GJ 367b has a diameter of about 9,000 km and has 55 per cent mass, whereas Earth's diameter is 12,700 km and Mars has 6,800 km diameter.

During the research, the researchers calculated that 86 per cent of GJ 367b is composed of iron, with an interior structure resembling Mercury, which is the closest planet to Sun. Scientists are wondering that whether the GJ 367b lost an outer mantle that once encased its core.

“Perhaps like Mercury, GJ 367b could have experienced an episode of giant impact which stripped away the mantle, leaving behind a large iron core. Or maybe the exoplanet is a remnant of a Neptune or super-Earth sized gaseous planet, where the atmosphere of the planet has completely blown away as the planet is blasted by a large amount of radiation from the star,” Lam said.
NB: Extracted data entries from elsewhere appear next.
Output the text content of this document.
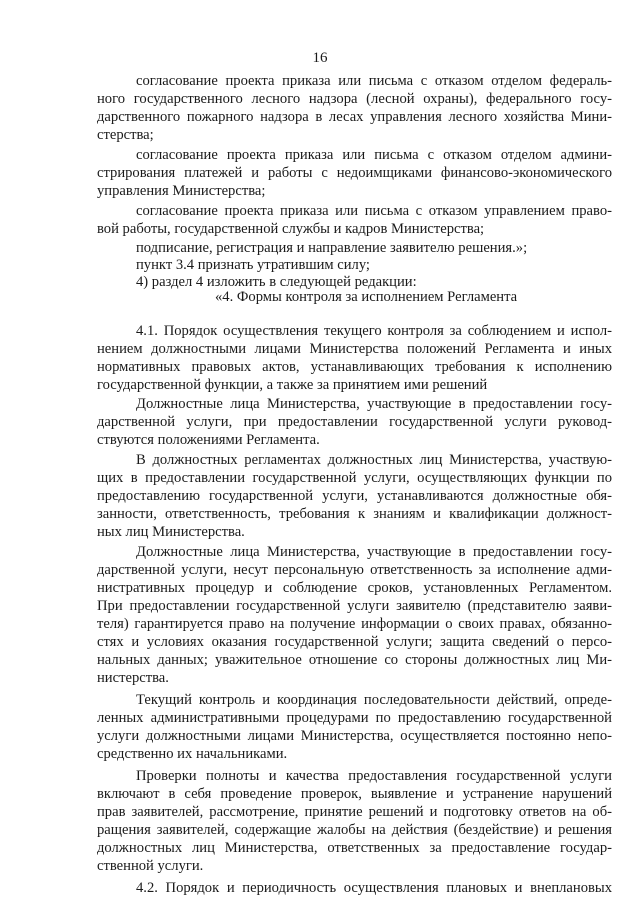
16
согласование проекта приказа или письма с отказом отделом федераль-
ного государственного лесного надзора (лесной охраны), федерального госу-
дарственного пожарного надзора в лесах управления лесного хозяйства Мини-
стерства;
согласование проекта приказа или письма с отказом отделом админи-
стрирования платежей и работы с недоимщиками финансово-экономического
управления Министерства;
согласование проекта приказа или письма с отказом управлением право-
вой работы, государственной службы и кадров Министерства;
подписание, регистрация и направление заявителю решения.»;
пункт 3.4 признать утратившим силу;
4) раздел 4 изложить в следующей редакции:
«4. Формы контроля за исполнением Регламента
4.1. Порядок осуществления текущего контроля за соблюдением и испол-
нением должностными лицами Министерства положений Регламента и иных
нормативных правовых актов, устанавливающих требования к исполнению
государственной функции, а также за принятием ими решений
Должностные лица Министерства, участвующие в предоставлении госу-
дарственной услуги, при предоставлении государственной услуги руковод-
ствуются положениями Регламента.
В должностных регламентах должностных лиц Министерства, участвую-
щих в предоставлении государственной услуги, осуществляющих функции по
предоставлению государственной услуги, устанавливаются должностные обя-
занности, ответственность, требования к знаниям и квалификации должност-
ных лиц Министерства.
Должностные лица Министерства, участвующие в предоставлении госу-
дарственной услуги, несут персональную ответственность за исполнение адми-
нистративных процедур и соблюдение сроков, установленных Регламентом.
При предоставлении государственной услуги заявителю (представителю заяви-
теля) гарантируется право на получение информации о своих правах, обязанно-
стях и условиях оказания государственной услуги; защита сведений о персо-
нальных данных; уважительное отношение со стороны должностных лиц Ми-
нистерства.
Текущий контроль и координация последовательности действий, опреде-
ленных административными процедурами по предоставлению государственной
услуги должностными лицами Министерства, осуществляется постоянно непо-
средственно их начальниками.
Проверки полноты и качества предоставления государственной услуги
включают в себя проведение проверок, выявление и устранение нарушений
прав заявителей, рассмотрение, принятие решений и подготовку ответов на об-
ращения заявителей, содержащие жалобы на действия (бездействие) и решения
должностных лиц Министерства, ответственных за предоставление государ-
ственной услуги.
4.2. Порядок и периодичность осуществления плановых и внеплановых
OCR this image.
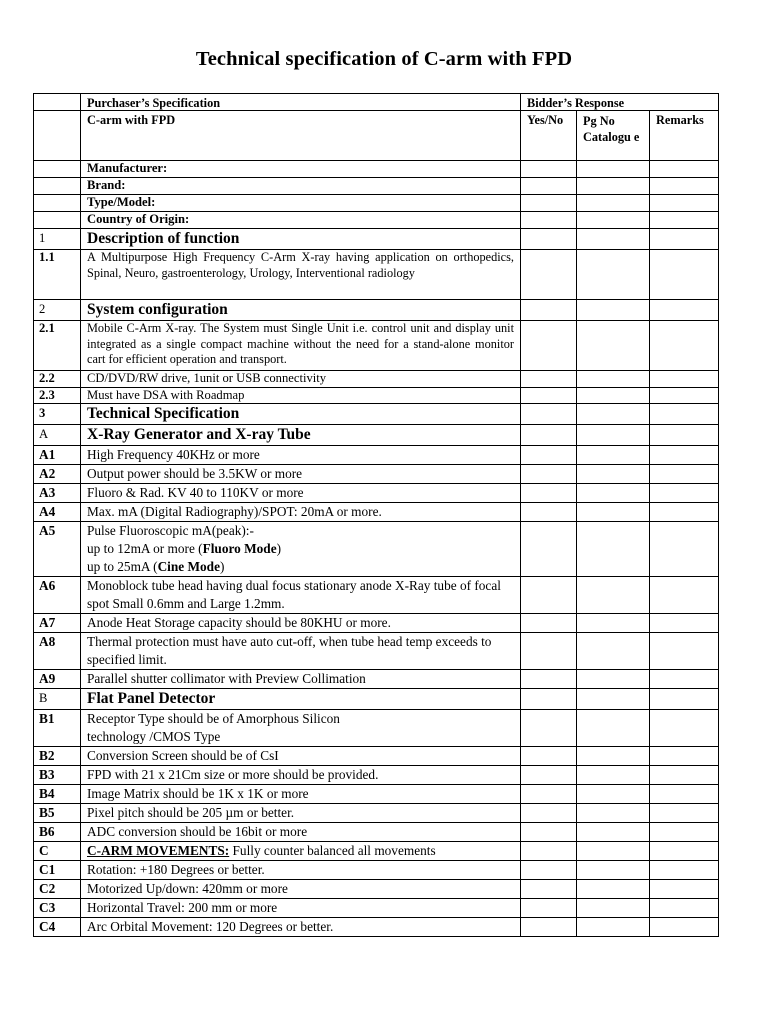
Technical specification of C-arm with FPD
	Purchaser’s Specification	Bidder’s Response		
	C-arm with FPD	Yes/No	Pg No Catalogu e	Remarks
	Manufacturer:			
	Brand:			
	Type/Model:			
	Country of Origin:			
1	Description of function			
1.1	A Multipurpose High Frequency C-Arm X-ray having application on orthopedics, Spinal, Neuro, gastroenterology, Urology, Interventional radiology			
2	System configuration			
2.1	Mobile C-Arm X-ray. The System must Single Unit i.e. control unit and display unit integrated as a single compact machine without the need for a stand-alone monitor cart for efficient operation and transport.			
2.2	CD/DVD/RW drive, 1unit or USB connectivity			
2.3	Must have DSA with Roadmap			
3	Technical Specification			
A	X-Ray Generator and X-ray Tube			
A1	High Frequency 40KHz or more			
A2	Output power should be 3.5KW or more			
A3	Fluoro & Rad. KV 40 to 110KV or more			
A4	Max. mA (Digital Radiography)/SPOT: 20mA or more.			
A5	Pulse Fluoroscopic mA(peak):-
up to 12mA or more (Fluoro Mode)
up to 25mA (Cine Mode)			

A6	Monoblock tube head having dual focus stationary anode X-Ray tube of focal spot Small 0.6mm and Large 1.2mm.			
A7	Anode Heat Storage capacity should be 80KHU or more.			
A8	Thermal protection must have auto cut-off, when tube head temp exceeds to specified limit.			
A9	Parallel shutter collimator with Preview Collimation			
B	Flat Panel Detector			
B1	Receptor Type should be of Amorphous Silicon technology /CMOS Type			
B2	Conversion Screen should be of CsI			
B3	FPD with 21 x 21Cm size or more should be provided.			
B4	Image Matrix should be 1K x 1K or more			
B5	Pixel pitch should be 205 µm or better.			
B6	ADC conversion should be 16bit or more			
C	C-ARM MOVEMENTS: Fully counter balanced all movements			
C1	Rotation: +180 Degrees or better.			
C2	Motorized Up/down: 420mm or more			
C3	Horizontal Travel: 200 mm or more			
C4	Arc Orbital Movement: 120 Degrees or better.			
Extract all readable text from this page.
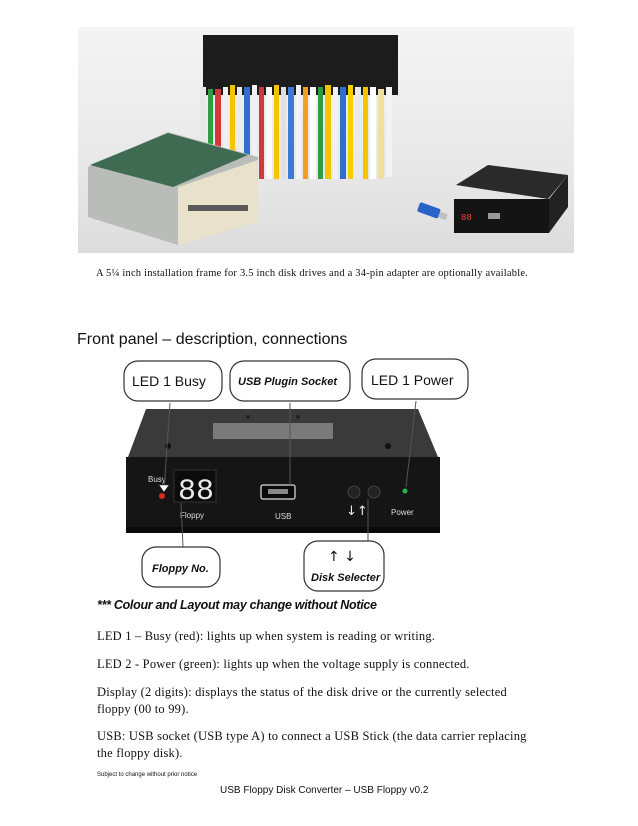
88
A 5¼ inch installation frame for 3.5 inch disk drives and a 34-pin adapter are optionally available.
Front panel – description, connections
Busy 88
Floppy	USB	↓↑	Power
LED 1 Busy	USB Plugin Socket LED 1 Power
Floppy No.
↑ ↓
Disk Selecter
*** Colour and Layout may change without Notice
LED 1 – Busy (red): lights up when system is reading or writing.
LED 2 - Power (green): lights up when the voltage supply is connected.
Display (2 digits): displays the status of the disk drive or the currently selected floppy (00 to 99).
USB: USB socket (USB type A) to connect a USB Stick (the data carrier replacing the floppy disk).
Subject to change without prior notice
USB Floppy Disk Converter – USB Floppy v0.2
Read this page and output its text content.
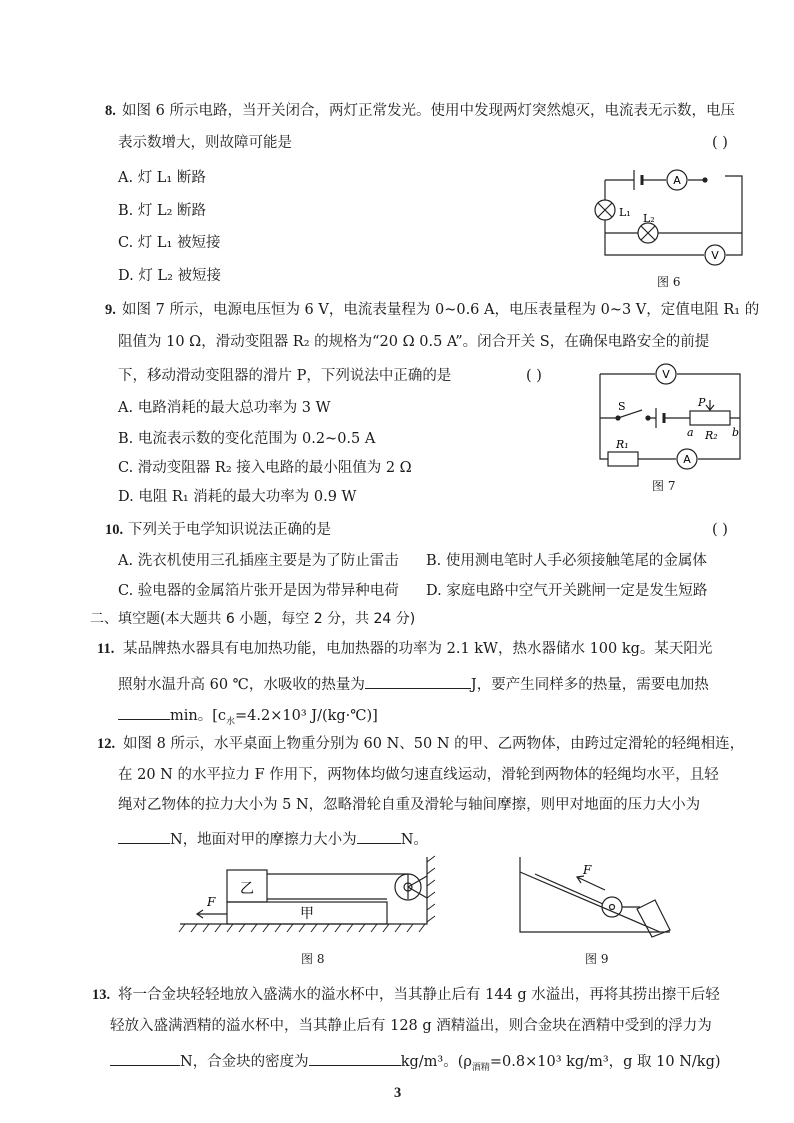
8. 如图 6 所示电路，当开关闭合，两灯正常发光。使用中发现两灯突然熄灭，电流表无示数，电压
表示数增大，则故障可能是	( )
A. 灯 L₁ 断路
B. 灯 L₂ 断路
C. 灯 L₁ 被短接
D. 灯 L₂ 被短接
A
V
L₁ L₂
图 6
9. 如图 7 所示，电源电压恒为 6 V，电流表量程为 0~0.6 A，电压表量程为 0~3 V，定值电阻 R₁ 的
阻值为 10 Ω，滑动变阻器 R₂ 的规格为“20 Ω 0.5 A”。闭合开关 S，在确保电路安全的前提
下，移动滑动变阻器的滑片 P，下列说法中正确的是	( )
A. 电路消耗的最大总功率为 3 W
B. 电流表示数的变化范围为 0.2~0.5 A
C. 滑动变阻器 R₂ 接入电路的最小阻值为 2 Ω
D. 电阻 R₁ 消耗的最大功率为 0.9 W
V
A
S	P
a	b
R₂
R₁
图 7
10. 下列关于电学知识说法正确的是	( )
A. 洗衣机使用三孔插座主要是为了防止雷击 B. 使用测电笔时人手必须接触笔尾的金属体
C. 验电器的金属箔片张开是因为带异种电荷 D. 家庭电路中空气开关跳闸一定是发生短路
二、填空题(本大题共 6 小题，每空 2 分，共 24 分)
11. 某品牌热水器具有电加热功能，电加热器的功率为 2.1 kW，热水器储水 100 kg。某天阳光
照射水温升高 60 ℃，水吸收的热量为	J，要产生同样多的热量，需要电加热
min。[$c_水=4.2\times 10^3$ J/(kg·℃)]
12. 如图 8 所示，水平桌面上物重分别为 60 N、50 N 的甲、乙两物体，由跨过定滑轮的轻绳相连，
在 20 N 的水平拉力 F 作用下，两物体均做匀速直线运动，滑轮到两物体的轻绳均水平，且轻
绳对乙物体的拉力大小为 5 N，忽略滑轮自重及滑轮与轴间摩擦，则甲对地面的压力大小为
N，地面对甲的摩擦力大小为	N。
乙
甲
F
图 8
F
图 9
13. 将一合金块轻轻地放入盛满水的溢水杯中，当其静止后有 144 g 水溢出，再将其捞出擦干后轻
轻放入盛满酒精的溢水杯中，当其静止后有 128 g 酒精溢出，则合金块在酒精中受到的浮力为
N，合金块的密度为	kg/m³。($\rho_{酒精}=0.8\times 10^3$ kg/m³，g 取 10 N/kg)
3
It orbits very close to a red dwarf star that is smaller, cooler, and less luminous than Sun – more than 99 per cent closer than Earth’s distance to the sun, according to astronomer and study co-author Szilard Csizmadia, also of the DLR’s Institute of Planetary Research.

GJ 367b orbits its star once every 7.7 hours, placing it in a category of “ultra-short period” exoplanets that travel around their home stars in less than 24 hours.

One side of GJ 367b probably faces its star at all times, with surface temperatures up to about 1,500 degrees Celsius. “This temperature is high enough to evaporate any atmosphere that GJ 367b might have had in the past, as well as melting any silicate rocks and metallic iron on the planet,” Lam said.